Two types of depression are associated with mourning. The first is a reaction relating to the loss. Sadness and regret predominate this type of depression. We worry about the costs and burial. We worry that, in our grief, we have spent less time with others that depend on us. This phase may be eased by simple clarification and reassurance. We may need a bit of helpful cooperation and a few kind words.
The second type of depression is more subtle and, in a sense, perhaps more private. It is our quiet preparation to separate and to bid our loved one farewell. Sometimes all we really need is a hug.
Reaching this stage of mourning is a gift not afforded to everyone. Death may be sudden and unexpected or we may never see beyond our anger or denial. It is not necessarily a mark of bravery to resist the inevitable and to deny ourselves the opportunity to make our peace. This phase is marked by withdrawal and calm. This is not a period of happiness and must be distinguished from depression.
Coping with loss is ultimately a deeply personal and singular experience — nobody can help you go through it or understand all the emotions that you’re going through. But others can be there for you and help comfort you through this process. The best thing you can do is to allow yourself to feel the grief as it comes over you. Resisting it only will prolong the natural process of healing.
When a person’s grief-related thoughts, behaviors, or feelings are extremely distressing, unrelenting, or incite concern, a qualified mental health professional may be able to help. Counseling/Therapy is an effective way to learn to cope with the stressors associated with the loss and to manage symptoms.

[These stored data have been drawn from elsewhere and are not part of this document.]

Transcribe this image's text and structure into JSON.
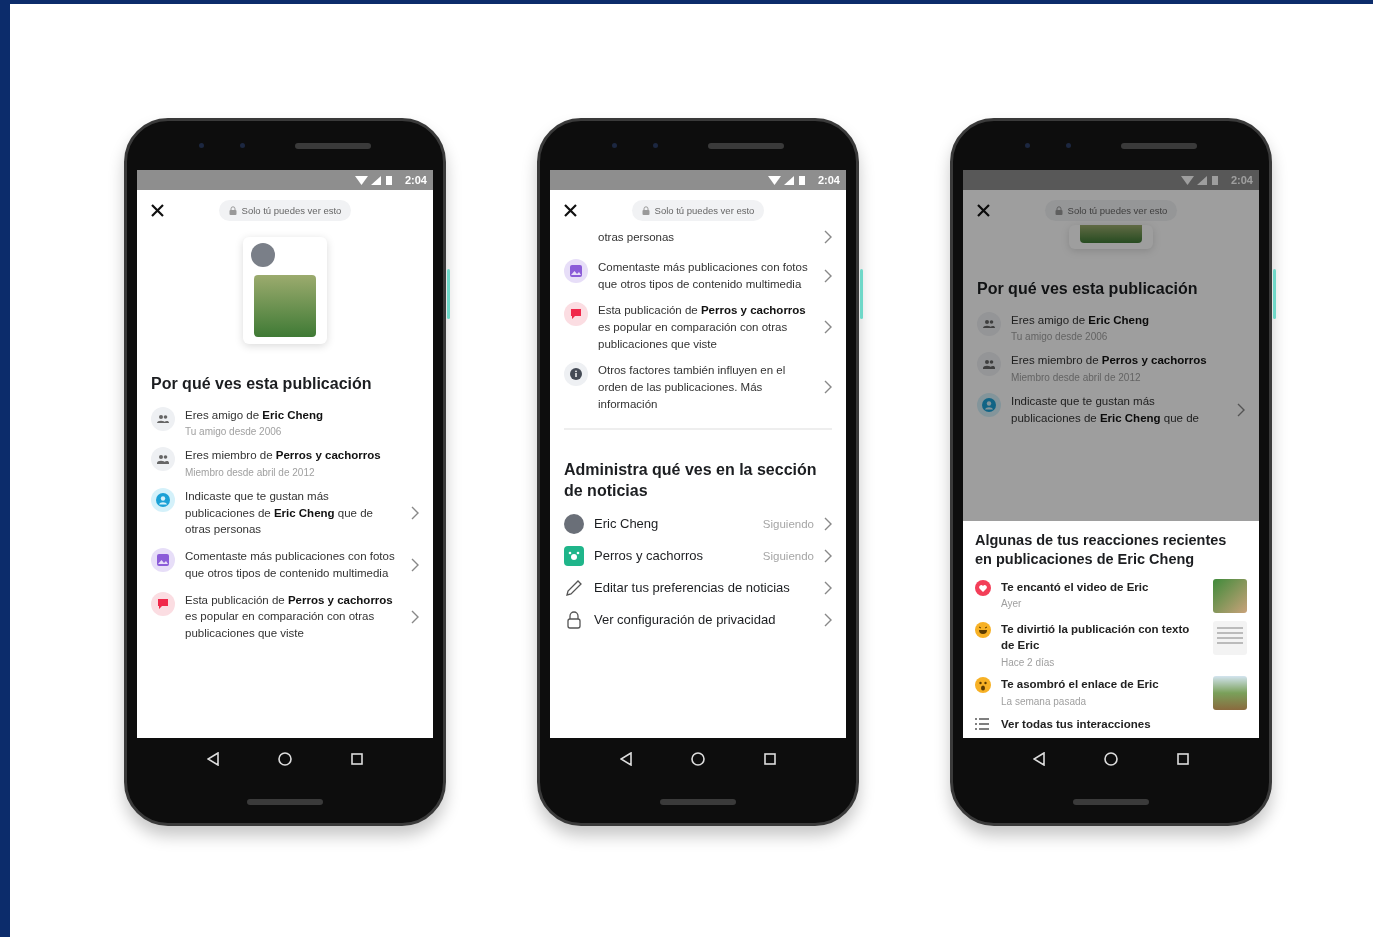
{
  "phones": [
    {
      "time": "2:04",
      "privacy_label": "Solo tú puedes ver esto",
      "dimmed": false,
      "preview": {
        "kind": "full"
      },
      "sections": [
        {
          "kind": "reasons",
          "heading": "Por qué ves esta publicación",
          "items": [
            {
              "kind": "friends",
              "text": "Eres amigo de **Eric Cheng**",
              "sub": "Tu amigo desde 2006",
              "chevron": false
            },
            {
              "kind": "group",
              "text": "Eres miembro de **Perros y cachorros**",
              "sub": "Miembro desde abril de 2012",
              "chevron": false
            },
            {
              "kind": "person",
              "text": "Indicaste que te gustan más publicaciones de **Eric Cheng** que de otras personas",
              "chevron": true
            },
            {
              "kind": "photo",
              "text": "Comentaste más publicaciones con fotos que otros tipos de contenido multimedia",
              "chevron": true
            },
            {
              "kind": "comment",
              "text": "Esta publicación de **Perros y cachorros** es popular en comparación con otras publicaciones que viste",
              "chevron": true
            }
          ]
        }
      ]
    },
    {
      "time": "2:04",
      "privacy_label": "Solo tú puedes ver esto",
      "dimmed": false,
      "sections": [
        {
          "kind": "reasons",
          "items": [
            {
              "kind": "none",
              "text": "otras personas",
              "chevron": true
            },
            {
              "kind": "photo",
              "text": "Comentaste más publicaciones con fotos que otros tipos de contenido multimedia",
              "chevron": true
            },
            {
              "kind": "comment",
              "text": "Esta publicación de **Perros y cachorros** es popular en comparación con otras publicaciones que viste",
              "chevron": true
            },
            {
              "kind": "info",
              "text": "Otros factores también influyen en el orden de las publicaciones. Más información",
              "chevron": true
            }
          ]
        },
        {
          "kind": "manage",
          "heading": "Administra qué ves en la sección de noticias",
          "items": [
            {
              "kind": "avatar",
              "label": "Eric Cheng",
              "status": "Siguiendo"
            },
            {
              "kind": "group",
              "label": "Perros y cachorros",
              "status": "Siguiendo"
            },
            {
              "kind": "pencil",
              "label": "Editar tus preferencias de noticias"
            },
            {
              "kind": "lock",
              "label": "Ver configuración de privacidad"
            }
          ]
        }
      ]
    },
    {
      "time": "2:04",
      "privacy_label": "Solo tú puedes ver esto",
      "dimmed": true,
      "preview": {
        "kind": "cropped"
      },
      "sections": [
        {
          "kind": "reasons",
          "heading": "Por qué ves esta publicación",
          "items": [
            {
              "kind": "friends",
              "text": "Eres amigo de **Eric Cheng**",
              "sub": "Tu amigo desde 2006",
              "chevron": false
            },
            {
              "kind": "group",
              "text": "Eres miembro de **Perros y cachorros**",
              "sub": "Miembro desde abril de 2012",
              "chevron": false
            },
            {
              "kind": "person",
              "text": "Indicaste que te gustan más publicaciones de **Eric Cheng** que de",
              "chevron": true
            }
          ]
        }
      ],
      "sheet": {
        "heading": "Algunas de tus reacciones recientes en publicaciones de Eric Cheng",
        "reactions": [
          {
            "kind": "love",
            "text": "Te encantó el video de Eric",
            "time": "Ayer",
            "thumbnail": {
              "kind": "video"
            }
          },
          {
            "kind": "haha",
            "text": "Te divirtió la publicación con texto de Eric",
            "time": "Hace 2 días",
            "thumbnail": {
              "kind": "text"
            }
          },
          {
            "kind": "wow",
            "text": "Te asombró el enlace de Eric",
            "time": "La semana pasada",
            "thumbnail": {
              "kind": "link"
            }
          }
        ],
        "footer_link": "Ver todas tus interacciones"
      }
    }
  ]
}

Each experience of grief is unique, complex, and personal, and counselor/therapists will tailor treatment to meet the specific needs of each person. For example, a therapist might help the bereaved find different ways to maintain healthy connections with the deceased through memory, reflection, ritual, etc., about the deceased.
In addition to individual therapy, group therapy can be helpful for those who find solace in the reciprocal sharing of thoughts and feelings, and recovery results are often rapid in this setting. Similarly, family therapy may be suitable for a family whose members are struggling to adapt to the loss of a family member.